Our economy for supporting 7 billion persons depends upon annually mining and burning fossil resources that took over one million years to accumulate. In addition to being temporary, our economy causes expensive harm to the environment and illnesses that are caused by air and water pollution cause loss of productivity of the human workforce.
Renewable resources such as solar, wind, wave, falling water and biomass wastes have tremendous potential but have not been utilized to any significant extent because of difficult materials problems and inadequate designs failed to overcome these problems.
For example, renewable resources for producing electricity are often intermittent. Solar energy is a daytime event and the daytime solar-energy-concentration potential varies seasonally. Wind energy is highly variable. Falling water varies seasonally and is subject to extended drought. Biomass is seasonally variant and subject to droughts. Dwellings have greatly varying demands including daily, seasonal, and occasional energy consumption rates. Throughout the world, energy that could be delivered by hydroelectric plants, wind farms, biomass conversion and solar collectors is neglected or wasted because of the lack of a practical way to save energy or electricity until it is needed. Demand by a growing world population for energy has grown to the point of requiring more oil and other fossil resources than can be produced. Cities suffer from smog and global climate changes caused by the combustion of fossil fuels.
Also, burgeoning demands have developed for hydrogen, oxygen, carbon, and other products that can be provided by thermochemistry or electrolytic dissociation of feedstocks such as water, biomass wastes, or organic acids derived from biowaste. For example, the global market for hydrogen is more than $40 billion, and includes ammonia production, refineries, chemical manufacturing and food processing.
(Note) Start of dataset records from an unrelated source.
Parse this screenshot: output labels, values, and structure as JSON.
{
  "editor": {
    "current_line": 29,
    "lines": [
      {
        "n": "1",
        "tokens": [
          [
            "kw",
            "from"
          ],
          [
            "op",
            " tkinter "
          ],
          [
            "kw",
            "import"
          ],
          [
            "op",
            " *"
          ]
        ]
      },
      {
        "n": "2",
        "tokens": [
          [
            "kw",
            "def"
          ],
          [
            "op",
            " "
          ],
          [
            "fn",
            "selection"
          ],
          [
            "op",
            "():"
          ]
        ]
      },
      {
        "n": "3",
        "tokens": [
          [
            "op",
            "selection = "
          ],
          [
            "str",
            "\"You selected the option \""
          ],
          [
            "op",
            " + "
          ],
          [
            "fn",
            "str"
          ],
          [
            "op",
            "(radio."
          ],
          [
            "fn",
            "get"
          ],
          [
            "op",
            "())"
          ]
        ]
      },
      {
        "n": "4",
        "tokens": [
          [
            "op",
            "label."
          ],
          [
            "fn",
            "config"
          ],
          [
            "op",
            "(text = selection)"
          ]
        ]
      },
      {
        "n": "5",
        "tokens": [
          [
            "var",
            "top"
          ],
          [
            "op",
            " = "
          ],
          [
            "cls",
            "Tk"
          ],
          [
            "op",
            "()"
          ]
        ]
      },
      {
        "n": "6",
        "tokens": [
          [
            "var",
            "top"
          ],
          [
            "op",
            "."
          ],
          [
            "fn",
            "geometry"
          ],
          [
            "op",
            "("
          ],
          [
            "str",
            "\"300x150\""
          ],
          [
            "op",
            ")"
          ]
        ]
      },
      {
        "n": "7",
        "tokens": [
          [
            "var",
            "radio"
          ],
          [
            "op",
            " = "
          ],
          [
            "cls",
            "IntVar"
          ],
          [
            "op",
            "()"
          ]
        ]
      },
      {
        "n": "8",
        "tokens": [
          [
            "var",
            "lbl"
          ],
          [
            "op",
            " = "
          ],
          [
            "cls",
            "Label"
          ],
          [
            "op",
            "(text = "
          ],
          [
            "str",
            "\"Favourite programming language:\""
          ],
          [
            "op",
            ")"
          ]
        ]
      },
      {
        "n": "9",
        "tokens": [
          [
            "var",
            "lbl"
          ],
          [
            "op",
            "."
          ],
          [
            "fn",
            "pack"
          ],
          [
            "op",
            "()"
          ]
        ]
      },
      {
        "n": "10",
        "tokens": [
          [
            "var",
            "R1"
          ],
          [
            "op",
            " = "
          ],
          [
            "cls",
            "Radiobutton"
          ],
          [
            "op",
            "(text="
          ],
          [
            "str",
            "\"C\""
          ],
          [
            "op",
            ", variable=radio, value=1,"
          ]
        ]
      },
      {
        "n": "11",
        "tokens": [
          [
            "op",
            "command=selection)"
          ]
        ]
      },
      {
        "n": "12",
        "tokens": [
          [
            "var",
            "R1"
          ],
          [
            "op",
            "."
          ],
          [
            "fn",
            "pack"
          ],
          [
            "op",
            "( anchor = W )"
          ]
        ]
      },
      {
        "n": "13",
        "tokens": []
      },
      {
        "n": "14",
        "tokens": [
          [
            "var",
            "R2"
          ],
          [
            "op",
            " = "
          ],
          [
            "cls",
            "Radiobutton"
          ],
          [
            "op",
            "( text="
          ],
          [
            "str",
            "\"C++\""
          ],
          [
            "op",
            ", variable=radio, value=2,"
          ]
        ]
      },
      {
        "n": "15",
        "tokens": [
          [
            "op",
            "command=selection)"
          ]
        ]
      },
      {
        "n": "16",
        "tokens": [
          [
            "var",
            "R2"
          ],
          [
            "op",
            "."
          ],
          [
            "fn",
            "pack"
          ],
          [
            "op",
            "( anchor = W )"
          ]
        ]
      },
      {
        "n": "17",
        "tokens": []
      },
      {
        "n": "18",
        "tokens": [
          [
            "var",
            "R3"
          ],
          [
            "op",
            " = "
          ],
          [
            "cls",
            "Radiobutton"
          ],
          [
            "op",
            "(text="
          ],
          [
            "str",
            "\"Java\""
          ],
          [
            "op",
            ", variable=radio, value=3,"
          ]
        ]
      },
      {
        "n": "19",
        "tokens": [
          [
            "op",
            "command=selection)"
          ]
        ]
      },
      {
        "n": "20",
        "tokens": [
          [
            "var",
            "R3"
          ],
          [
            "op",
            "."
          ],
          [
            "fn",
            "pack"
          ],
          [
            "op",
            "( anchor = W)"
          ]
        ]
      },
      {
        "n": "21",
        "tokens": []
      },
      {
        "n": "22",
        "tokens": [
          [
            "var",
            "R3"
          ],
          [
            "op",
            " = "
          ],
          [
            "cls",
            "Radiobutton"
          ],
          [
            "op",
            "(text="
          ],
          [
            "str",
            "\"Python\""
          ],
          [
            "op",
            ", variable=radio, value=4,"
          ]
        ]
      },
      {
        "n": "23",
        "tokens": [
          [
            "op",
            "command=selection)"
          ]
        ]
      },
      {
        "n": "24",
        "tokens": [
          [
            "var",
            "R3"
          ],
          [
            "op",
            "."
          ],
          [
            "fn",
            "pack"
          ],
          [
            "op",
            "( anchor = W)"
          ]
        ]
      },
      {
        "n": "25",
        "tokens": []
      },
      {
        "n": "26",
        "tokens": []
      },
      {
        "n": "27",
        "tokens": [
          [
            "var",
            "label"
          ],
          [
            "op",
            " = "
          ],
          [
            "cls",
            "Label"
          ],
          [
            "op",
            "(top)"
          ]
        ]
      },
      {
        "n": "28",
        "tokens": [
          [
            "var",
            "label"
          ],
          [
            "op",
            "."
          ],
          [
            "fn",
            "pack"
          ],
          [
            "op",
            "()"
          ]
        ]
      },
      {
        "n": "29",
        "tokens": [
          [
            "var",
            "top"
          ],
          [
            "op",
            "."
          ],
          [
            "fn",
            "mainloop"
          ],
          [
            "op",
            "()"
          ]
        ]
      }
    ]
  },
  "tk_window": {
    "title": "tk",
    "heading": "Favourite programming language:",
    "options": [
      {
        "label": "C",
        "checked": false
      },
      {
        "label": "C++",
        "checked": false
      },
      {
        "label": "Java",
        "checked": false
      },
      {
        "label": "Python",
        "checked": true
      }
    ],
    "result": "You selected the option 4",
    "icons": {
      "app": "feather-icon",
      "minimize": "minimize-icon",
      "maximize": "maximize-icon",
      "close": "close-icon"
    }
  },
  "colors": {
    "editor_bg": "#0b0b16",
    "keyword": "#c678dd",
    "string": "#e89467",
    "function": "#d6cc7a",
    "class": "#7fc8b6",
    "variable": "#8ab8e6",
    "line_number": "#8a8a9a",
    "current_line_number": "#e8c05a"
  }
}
Electro-chemical production of fuels, metals, non-metals, and other valuable chemicals has been limited by expensive electricity, low electrolyzer efficiency, high maintenance costs, and cumbersome requirements for energy intensive operations such as compressive pumping of produced gases to desired transmission, storage, and application pressures. Efforts to provide technology for reducing these problems are noted and incorporated hereby in publications such as “Hydrogen Production From Water By Means of Chemical Cycles,” by Glandt, Eduardo D., and Myers, Allan L., Department of Chemical and Biochemical Engineering, University of Pennsylvania, Philadelphia, Pa. 19174; Industrial Engineering Chemical Process Development, Vol. 15, No. 1, 1976; “Hydrogen As A Future Fuel, by Gregory, D. P., Institute of Gas Technology; and “Adsorption Science and Technology”: Proceedings of the Second Pacific Basin Conference on Adsorption Science and Technology: Brisbane, Australia, 14-18 May 2000, By D. Do Duong, Duong D. Do, Contributor Duong D. Do, Published by World Scientific, 2000; ISBN 9810242638, 9789810242633.
Electrolyzers that allow hydrogen to mix with oxygen present the potential hazard of spontaneous fire or explosion. Efforts including low and high pressure electrolyzers that utilize expensive semi-permeable membrane separation of the gas production electrodes fail to provide cost-effective production of hydrogen and are prone to degradation and failure due to poisoning by impurities. Even in instances that membrane separation is utilized, the potential danger exists for membrane rupture and fire or explosion due to mixing of high-pressure oxygen and hydrogen.
Some commercial electrolyzers use expensive porous electrodes such as an electrolytic proton exchange membrane (PEM) that only conducts hydrogen ions. (See Proton Energy Company and the Electrolyzer Company of Canada.) This limits the electrode efficiency because of polarization losses, gas accumulation, and reduction of available electrode area for the dissociation of water that can reach the interface of the electrodes and PEM electrolyte. Along with the limited electrode efficiency are other difficult problems including membrane ruptures due to the pressure difference between the oxygen and hydrogen outlets, membrane poisoning due to impurities in the make-up water, irreversible membrane degradation due to contaminants or slight overheating of the membrane, membrane degradation or rupture if the membrane is allowed to dry out while not in service, and degradation of electrodes at the membrane interface due to corrosion by one or more inducements such as concentration cell formation, galvanic cells between catalysts and bulk electrode material, and ground loops. Layering of electrode and PEM materials provide built in stagnation of the reactants or products of the reaction to cause inefficient operation. PEM electrochemical cells require expensive membrane material, surfactants, and catalysts. PEM cells are easily poisoned, overheated, flooded or dried out and pose operational hazards due to membrane leakage or rupture.
In addition to inefficiencies, problems with such systems include parasitic losses, expensive electrodes or catalysts and membranes, low energy conversion efficiency, expensive maintenance, and high operating costs. Compressors or more expensive membrane systems are situationally required to pressurize hydrogen and oxygen and other products of electrolysis. Corollaries of the last mentioned problem are unacceptable maintenance requirements, high repair expenses, and substantial decommissioning costs.